Batman vs. the Paradigm

In his revised and updated The Screenwriter’s Workbook, Syd Field discusses his idea of the story-telling paradigm and how it is broken up into three parts containing two plot points. Field (2006) puts it bluntly by saying that in all works of the dramatic medium, in this case screenplays, “There is a beginning, middle, and end” (p. 41). Those three parts are Act 1, Act 2, and Act 3. These three elements make up the structure that is central to Field’s paradigm: an open system that “is a model, a conceptual scheme of what a screenplay looks like” (p. 43) (Field, 2006). This model provides a screenwriter with the basic idea of pacing, where to insert plot points that change the story, and what page lengths are appropriate to conclude each arc of the story. Each act serves a function.

Act 1, also referred to as “the setup”, starts at page one and continues all the way until plot point one. It can be anywhere between twenty to thirty pages long, setting up the story for the rest of the feature. The main ground to cover as stated by Field (2006), is to “introduce your main characters, establish your dramatic premise (what the story is about), create the dramatic situation (the circumstances surrounding the action), and set up the relationships between you character’s professional life, his or her personal life (relationships), and his or her private life (private time and hobbies)” (p. 46). Act 1 comes to a close when Plot Point 1 enters the story.

Plot Point 1 is a story progression point that can be anything from a dramatic incident, a line of dialogue, an action sequence, or even a silent moment in a film. Plot Points 1 and 2 both consist of “an incident, an episode or event that ‘hooks’ into the action and spins it around into another direction” (p. 50). From Plot Point 1 that direction is into Act 2, and from Plot Point 2 that direction is Act 3.

Act 2 is made up of dramatic action in the context of Confrontation. Beginning at Plot Point 1 and ending at Plot Point 2, Act 2 is the main meat (and longest part) of the story. Field (2006) says it can be anywhere from 50 to 60 pages long, and should be a time of obstacles and challenges while the main character attempts to fulfill his or her dramatic need. For the script to remain interesting, these “obstacles can either be internal (fearing a confrontation) or external (caught in a dangerous situation…)” (p. 52) and are based around the character and his or her needs. Act 2 should build the dramatic action of the film through tough and interesting conflicts. It is also split into two parts by the midpoint- a centerpiece to the action that occurs around page 60 and breaks the action into Part 1 and Part 2. It bridges the start of the conflict with the results of the conflicts. These conflicts continue all the way through until Plot Point 2, in which the story is once again “hooked” and spins in a new direction, beginning Act 3.

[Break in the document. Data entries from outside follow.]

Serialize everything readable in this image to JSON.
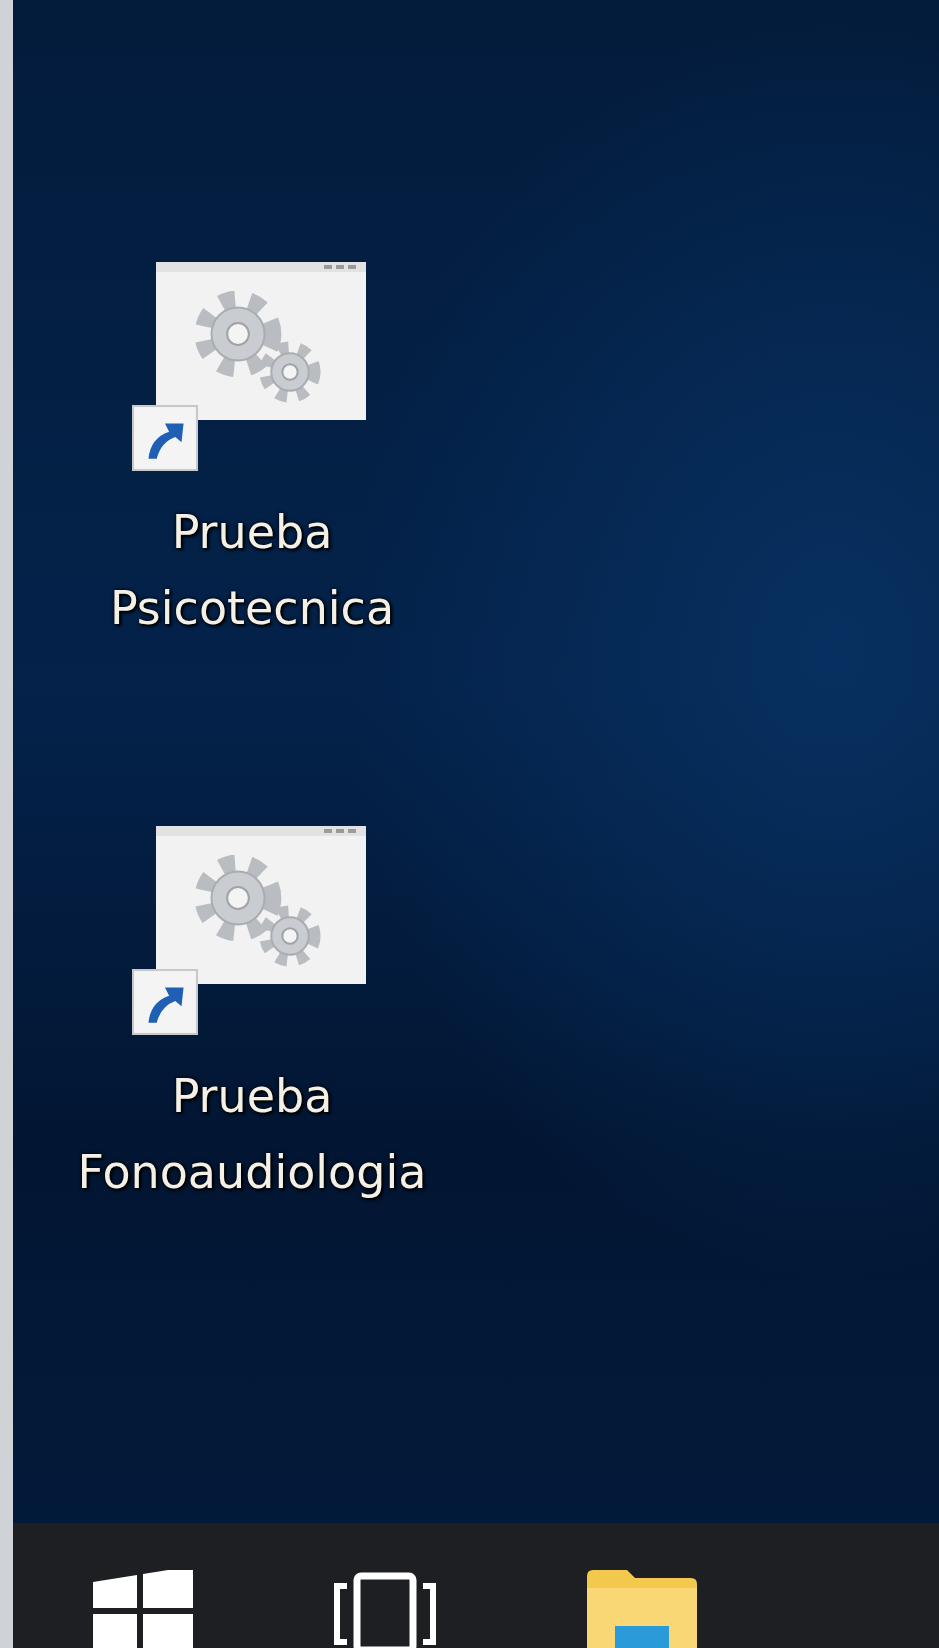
{
  "desktop": {
    "icons": [
      {
        "label": "Prueba Psicotecnica"
      },
      {
        "label": "Prueba Fonoaudiologia"
      }
    ]
  }
}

Act 3 contains the Resolution, going from the 50 or 60 pages in that plot point 2 occurs all the way to the end of the script. Field (2006) says that when writing a resolution, a screenwriter should be able to answer these questions: “What is the solution to your story? Does your character live or die, succeed or fail, go on a trip or not, get the promotion or not, get married or divorced…” (p. 56). Whatever ending is intended needs to be wrapped up in the resolution and needs to answer the questions posed by the first Act and confronted by the second Act. These elements can be found in nearly all films.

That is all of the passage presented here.